Shahanshahi Calendar
Explainer

Why does Iran have several calendars?

Iranians live by several calendars at once — each for a different part of life. One day, several dates.

Today in four calendars
  • Shahanshahi25 Tir 2585Heritage — Cyrus epoch, 559 BC
  • Shamsi (Jalali)25 Tir 1405Official in Iran & Afghanistan
  • GregorianJuly 16, 2026International
  • Lunar Hijri30 Muharram 1448Religious — lunar, ~11 days shorter

Four calendars, each with a purpose

The Shamsi (Jalali) calendar is Iran's official, administrative calendar — solar and highly accurate, with the year beginning at Nowruz.

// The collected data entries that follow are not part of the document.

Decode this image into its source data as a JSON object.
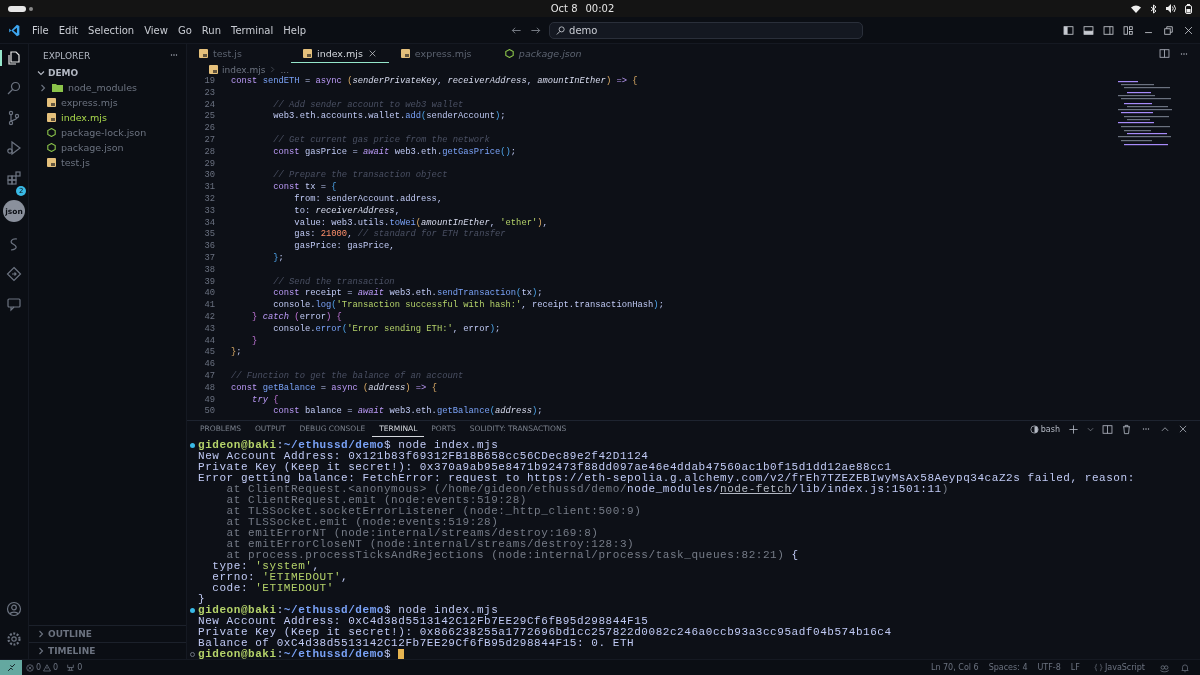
{
  "system_bar": {
    "date": "Oct 8",
    "time": "00:02"
  },
  "menu": [
    "File",
    "Edit",
    "Selection",
    "View",
    "Go",
    "Run",
    "Terminal",
    "Help"
  ],
  "command_center": "demo",
  "activity_bar": [
    {
      "kind": "files",
      "selected": true
    },
    {
      "kind": "search",
      "selected": false
    },
    {
      "kind": "source-control",
      "selected": false
    },
    {
      "kind": "run",
      "selected": false
    },
    {
      "kind": "extensions",
      "selected": false,
      "badge": "2"
    },
    {
      "kind": "json",
      "selected": false,
      "text": "json"
    },
    {
      "kind": "swirl",
      "selected": false
    },
    {
      "kind": "diamond",
      "selected": false
    },
    {
      "kind": "chat",
      "selected": false
    }
  ],
  "explorer": {
    "title": "EXPLORER",
    "folder": "DEMO",
    "expanded": true,
    "items": [
      {
        "kind": "folder",
        "name": "node_modules",
        "selected": false
      },
      {
        "kind": "js",
        "name": "express.mjs",
        "selected": false
      },
      {
        "kind": "js",
        "name": "index.mjs",
        "selected": true
      },
      {
        "kind": "json",
        "name": "package-lock.json",
        "selected": false
      },
      {
        "kind": "json",
        "name": "package.json",
        "selected": false
      },
      {
        "kind": "js",
        "name": "test.js",
        "selected": false
      }
    ],
    "sections": [
      {
        "label": "OUTLINE",
        "expanded": false
      },
      {
        "label": "TIMELINE",
        "expanded": false
      }
    ]
  },
  "tabs": [
    {
      "label": "test.js",
      "kind": "js",
      "selected": false,
      "preview": false
    },
    {
      "label": "index.mjs",
      "kind": "js",
      "selected": true,
      "preview": false
    },
    {
      "label": "express.mjs",
      "kind": "js",
      "selected": false,
      "preview": false
    },
    {
      "label": "package.json",
      "kind": "json",
      "selected": false,
      "preview": true
    }
  ],
  "breadcrumb": {
    "kind": "js",
    "file": "index.mjs",
    "rest": "..."
  },
  "code_lines": [
    {
      "num": "19",
      "tokens": [
        {
          "kind": "kw",
          "text": "const "
        },
        {
          "kind": "fn",
          "text": "sendETH"
        },
        {
          "kind": "p",
          "text": " = "
        },
        {
          "kind": "kw",
          "text": "async "
        },
        {
          "kind": "b1",
          "text": "("
        },
        {
          "kind": "prm",
          "text": "senderPrivateKey"
        },
        {
          "kind": "p",
          "text": ", "
        },
        {
          "kind": "prm",
          "text": "receiverAddress"
        },
        {
          "kind": "p",
          "text": ", "
        },
        {
          "kind": "prm",
          "text": "amountInEther"
        },
        {
          "kind": "b1",
          "text": ")"
        },
        {
          "kind": "kw",
          "text": " => "
        },
        {
          "kind": "b1",
          "text": "{"
        }
      ]
    },
    {
      "num": "23"
    },
    {
      "num": "24",
      "tokens": [
        {
          "kind": "cmt",
          "text": "        // Add sender account to web3 wallet"
        }
      ]
    },
    {
      "num": "25",
      "tokens": [
        {
          "kind": "p",
          "text": "        web3.eth.accounts.wallet."
        },
        {
          "kind": "fn",
          "text": "add"
        },
        {
          "kind": "b3",
          "text": "("
        },
        {
          "kind": "p",
          "text": "senderAccount"
        },
        {
          "kind": "b3",
          "text": ")"
        },
        {
          "kind": "p",
          "text": ";"
        }
      ]
    },
    {
      "num": "26"
    },
    {
      "num": "27",
      "tokens": [
        {
          "kind": "cmt",
          "text": "        // Get current gas price from the network"
        }
      ]
    },
    {
      "num": "28",
      "tokens": [
        {
          "kind": "kw",
          "text": "        const "
        },
        {
          "kind": "p",
          "text": "gasPrice = "
        },
        {
          "kind": "kwi",
          "text": "await "
        },
        {
          "kind": "p",
          "text": "web3.eth."
        },
        {
          "kind": "fn",
          "text": "getGasPrice"
        },
        {
          "kind": "b3",
          "text": "()"
        },
        {
          "kind": "p",
          "text": ";"
        }
      ]
    },
    {
      "num": "29"
    },
    {
      "num": "30",
      "tokens": [
        {
          "kind": "cmt",
          "text": "        // Prepare the transaction object"
        }
      ]
    },
    {
      "num": "31",
      "tokens": [
        {
          "kind": "kw",
          "text": "        const "
        },
        {
          "kind": "p",
          "text": "tx = "
        },
        {
          "kind": "b3",
          "text": "{"
        }
      ]
    },
    {
      "num": "32",
      "tokens": [
        {
          "kind": "p",
          "text": "            from: senderAccount.address,"
        }
      ]
    },
    {
      "num": "33",
      "tokens": [
        {
          "kind": "p",
          "text": "            to: "
        },
        {
          "kind": "prm",
          "text": "receiverAddress"
        },
        {
          "kind": "p",
          "text": ","
        }
      ]
    },
    {
      "num": "34",
      "tokens": [
        {
          "kind": "p",
          "text": "            value: web3.utils."
        },
        {
          "kind": "fn",
          "text": "toWei"
        },
        {
          "kind": "b1",
          "text": "("
        },
        {
          "kind": "prm",
          "text": "amountInEther"
        },
        {
          "kind": "p",
          "text": ", "
        },
        {
          "kind": "str",
          "text": "'ether'"
        },
        {
          "kind": "b1",
          "text": ")"
        },
        {
          "kind": "p",
          "text": ","
        }
      ]
    },
    {
      "num": "35",
      "tokens": [
        {
          "kind": "p",
          "text": "            gas: "
        },
        {
          "kind": "num",
          "text": "21000"
        },
        {
          "kind": "p",
          "text": ", "
        },
        {
          "kind": "cmt",
          "text": "// standard for ETH transfer"
        }
      ]
    },
    {
      "num": "36",
      "tokens": [
        {
          "kind": "p",
          "text": "            gasPrice: gasPrice,"
        }
      ]
    },
    {
      "num": "37",
      "tokens": [
        {
          "kind": "b3",
          "text": "        }"
        },
        {
          "kind": "p",
          "text": ";"
        }
      ]
    },
    {
      "num": "38"
    },
    {
      "num": "39",
      "tokens": [
        {
          "kind": "cmt",
          "text": "        // Send the transaction"
        }
      ]
    },
    {
      "num": "40",
      "tokens": [
        {
          "kind": "kw",
          "text": "        const "
        },
        {
          "kind": "p",
          "text": "receipt = "
        },
        {
          "kind": "kwi",
          "text": "await "
        },
        {
          "kind": "p",
          "text": "web3.eth."
        },
        {
          "kind": "fn",
          "text": "sendTransaction"
        },
        {
          "kind": "b3",
          "text": "("
        },
        {
          "kind": "p",
          "text": "tx"
        },
        {
          "kind": "b3",
          "text": ")"
        },
        {
          "kind": "p",
          "text": ";"
        }
      ]
    },
    {
      "num": "41",
      "tokens": [
        {
          "kind": "p",
          "text": "        console."
        },
        {
          "kind": "fn",
          "text": "log"
        },
        {
          "kind": "b3",
          "text": "("
        },
        {
          "kind": "str",
          "text": "'Transaction successful with hash:'"
        },
        {
          "kind": "p",
          "text": ", receipt.transactionHash"
        },
        {
          "kind": "b3",
          "text": ")"
        },
        {
          "kind": "p",
          "text": ";"
        }
      ]
    },
    {
      "num": "42",
      "tokens": [
        {
          "kind": "b2",
          "text": "    }"
        },
        {
          "kind": "kwi",
          "text": " catch "
        },
        {
          "kind": "b2",
          "text": "("
        },
        {
          "kind": "p",
          "text": "error"
        },
        {
          "kind": "b2",
          "text": ") {"
        }
      ]
    },
    {
      "num": "43",
      "tokens": [
        {
          "kind": "p",
          "text": "        console."
        },
        {
          "kind": "fn",
          "text": "error"
        },
        {
          "kind": "b3",
          "text": "("
        },
        {
          "kind": "str",
          "text": "'Error sending ETH:'"
        },
        {
          "kind": "p",
          "text": ", error"
        },
        {
          "kind": "b3",
          "text": ")"
        },
        {
          "kind": "p",
          "text": ";"
        }
      ]
    },
    {
      "num": "44",
      "tokens": [
        {
          "kind": "b2",
          "text": "    }"
        }
      ]
    },
    {
      "num": "45",
      "tokens": [
        {
          "kind": "b1",
          "text": "}"
        },
        {
          "kind": "p",
          "text": ";"
        }
      ]
    },
    {
      "num": "46"
    },
    {
      "num": "47",
      "tokens": [
        {
          "kind": "cmt",
          "text": "// Function to get the balance of an account"
        }
      ]
    },
    {
      "num": "48",
      "tokens": [
        {
          "kind": "kw",
          "text": "const "
        },
        {
          "kind": "fn",
          "text": "getBalance"
        },
        {
          "kind": "p",
          "text": " = "
        },
        {
          "kind": "kw",
          "text": "async "
        },
        {
          "kind": "b1",
          "text": "("
        },
        {
          "kind": "prm",
          "text": "address"
        },
        {
          "kind": "b1",
          "text": ")"
        },
        {
          "kind": "kw",
          "text": " => "
        },
        {
          "kind": "b1",
          "text": "{"
        }
      ]
    },
    {
      "num": "49",
      "tokens": [
        {
          "kind": "kwi",
          "text": "    try "
        },
        {
          "kind": "b2",
          "text": "{"
        }
      ]
    },
    {
      "num": "50",
      "tokens": [
        {
          "kind": "kw",
          "text": "        const "
        },
        {
          "kind": "p",
          "text": "balance = "
        },
        {
          "kind": "kwi",
          "text": "await "
        },
        {
          "kind": "p",
          "text": "web3.eth."
        },
        {
          "kind": "fn",
          "text": "getBalance"
        },
        {
          "kind": "b3",
          "text": "("
        },
        {
          "kind": "prm",
          "text": "address"
        },
        {
          "kind": "b3",
          "text": ")"
        },
        {
          "kind": "p",
          "text": ";"
        }
      ]
    }
  ],
  "panel": {
    "tabs": [
      {
        "label": "PROBLEMS",
        "selected": false
      },
      {
        "label": "OUTPUT",
        "selected": false
      },
      {
        "label": "DEBUG CONSOLE",
        "selected": false
      },
      {
        "label": "TERMINAL",
        "selected": true
      },
      {
        "label": "PORTS",
        "selected": false
      },
      {
        "label": "SOLIDITY: TRANSACTIONS",
        "selected": false
      }
    ],
    "shell": "bash",
    "lines": [
      {
        "kind": "prompt",
        "finished": true,
        "tokens": [
          {
            "kind": "usr",
            "text": "gideon@baki"
          },
          {
            "kind": "p",
            "text": ":"
          },
          {
            "kind": "path",
            "text": "~/ethussd/demo"
          },
          {
            "kind": "p",
            "text": "$ node index.mjs"
          }
        ]
      },
      {
        "kind": "output",
        "tokens": [
          {
            "kind": "p",
            "text": "New Account Address: 0x121b83f69312FB18B658cc56CDec89e2f42D1124"
          }
        ]
      },
      {
        "kind": "output",
        "tokens": [
          {
            "kind": "p",
            "text": "Private Key (Keep it secret!): 0x370a9ab95e8471b92473f88dd097ae46e4ddab47560ac1b0f15d1dd12ae88cc1"
          }
        ]
      },
      {
        "kind": "output",
        "tokens": [
          {
            "kind": "p",
            "text": "Error getting balance: FetchError: request to https://eth-sepolia.g.alchemy.com/v2/frEh7TZEZEBIwyMsAx58Aeypq34caZ2s failed, reason:"
          }
        ]
      },
      {
        "kind": "output",
        "tokens": [
          {
            "kind": "dim",
            "text": "    at ClientRequest.<anonymous> (/home/gideon/ethussd/demo/"
          },
          {
            "kind": "p",
            "text": "node_modules/"
          },
          {
            "kind": "ul",
            "text": "node-fetch"
          },
          {
            "kind": "p",
            "text": "/lib/index.js:1501:11"
          },
          {
            "kind": "dim",
            "text": ")"
          }
        ]
      },
      {
        "kind": "output",
        "tokens": [
          {
            "kind": "dim",
            "text": "    at ClientRequest.emit (node:events:519:28)"
          }
        ]
      },
      {
        "kind": "output",
        "tokens": [
          {
            "kind": "dim",
            "text": "    at TLSSocket.socketErrorListener (node:_http_client:500:9)"
          }
        ]
      },
      {
        "kind": "output",
        "tokens": [
          {
            "kind": "dim",
            "text": "    at TLSSocket.emit (node:events:519:28)"
          }
        ]
      },
      {
        "kind": "output",
        "tokens": [
          {
            "kind": "dim",
            "text": "    at emitErrorNT (node:internal/streams/destroy:169:8)"
          }
        ]
      },
      {
        "kind": "output",
        "tokens": [
          {
            "kind": "dim",
            "text": "    at emitErrorCloseNT (node:internal/streams/destroy:128:3)"
          }
        ]
      },
      {
        "kind": "output",
        "tokens": [
          {
            "kind": "dim",
            "text": "    at process.processTicksAndRejections (node:internal/process/task_queues:82:21) "
          },
          {
            "kind": "p",
            "text": "{"
          }
        ]
      },
      {
        "kind": "output",
        "tokens": [
          {
            "kind": "p",
            "text": "  type: "
          },
          {
            "kind": "str",
            "text": "'system'"
          },
          {
            "kind": "p",
            "text": ","
          }
        ]
      },
      {
        "kind": "output",
        "tokens": [
          {
            "kind": "p",
            "text": "  errno: "
          },
          {
            "kind": "str",
            "text": "'ETIMEDOUT'"
          },
          {
            "kind": "p",
            "text": ","
          }
        ]
      },
      {
        "kind": "output",
        "tokens": [
          {
            "kind": "p",
            "text": "  code: "
          },
          {
            "kind": "str",
            "text": "'ETIMEDOUT'"
          }
        ]
      },
      {
        "kind": "output",
        "tokens": [
          {
            "kind": "p",
            "text": "}"
          }
        ]
      },
      {
        "kind": "prompt",
        "finished": true,
        "tokens": [
          {
            "kind": "usr",
            "text": "gideon@baki"
          },
          {
            "kind": "p",
            "text": ":"
          },
          {
            "kind": "path",
            "text": "~/ethussd/demo"
          },
          {
            "kind": "p",
            "text": "$ node index.mjs"
          }
        ]
      },
      {
        "kind": "output",
        "tokens": [
          {
            "kind": "p",
            "text": "New Account Address: 0xC4d38d5513142C12Fb7EE29Cf6fB95d298844F15"
          }
        ]
      },
      {
        "kind": "output",
        "tokens": [
          {
            "kind": "p",
            "text": "Private Key (Keep it secret!): 0x866238255a1772696bd1cc257822d0082c246a0ccb93a3cc95adf04b574b16c4"
          }
        ]
      },
      {
        "kind": "output",
        "tokens": [
          {
            "kind": "p",
            "text": "Balance of 0xC4d38d5513142C12Fb7EE29Cf6fB95d298844F15: 0. ETH"
          }
        ]
      },
      {
        "kind": "prompt",
        "finished": false,
        "tokens": [
          {
            "kind": "usr",
            "text": "gideon@baki"
          },
          {
            "kind": "p",
            "text": ":"
          },
          {
            "kind": "path",
            "text": "~/ethussd/demo"
          },
          {
            "kind": "p",
            "text": "$ "
          }
        ]
      }
    ]
  },
  "status_bar": {
    "errors": "0",
    "warnings": "0",
    "ports": "0",
    "items": [
      "Ln 70, Col 6",
      "Spaces: 4",
      "UTF-8",
      "LF"
    ],
    "language": "JavaScript"
  }
}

Documents, schools and domestic news run on it.

The lunar Hijri calendar is used for religious observances. Because a lunar year is about 11 days shorter, its months drift through the seasons year to year.

The Gregorian calendar is the international one — for work, travel and the wider world. The Iranian diaspora shifts between all of these every day.

And the Shahanshahi calendar is the heritage calendar: its days and months are identical to the Shamsi, but its year is counted from the coronation of Cyrus the Great in 559 BC — restoring the 1180 years that the Hijri epoch removed from Iran's continuous timeline.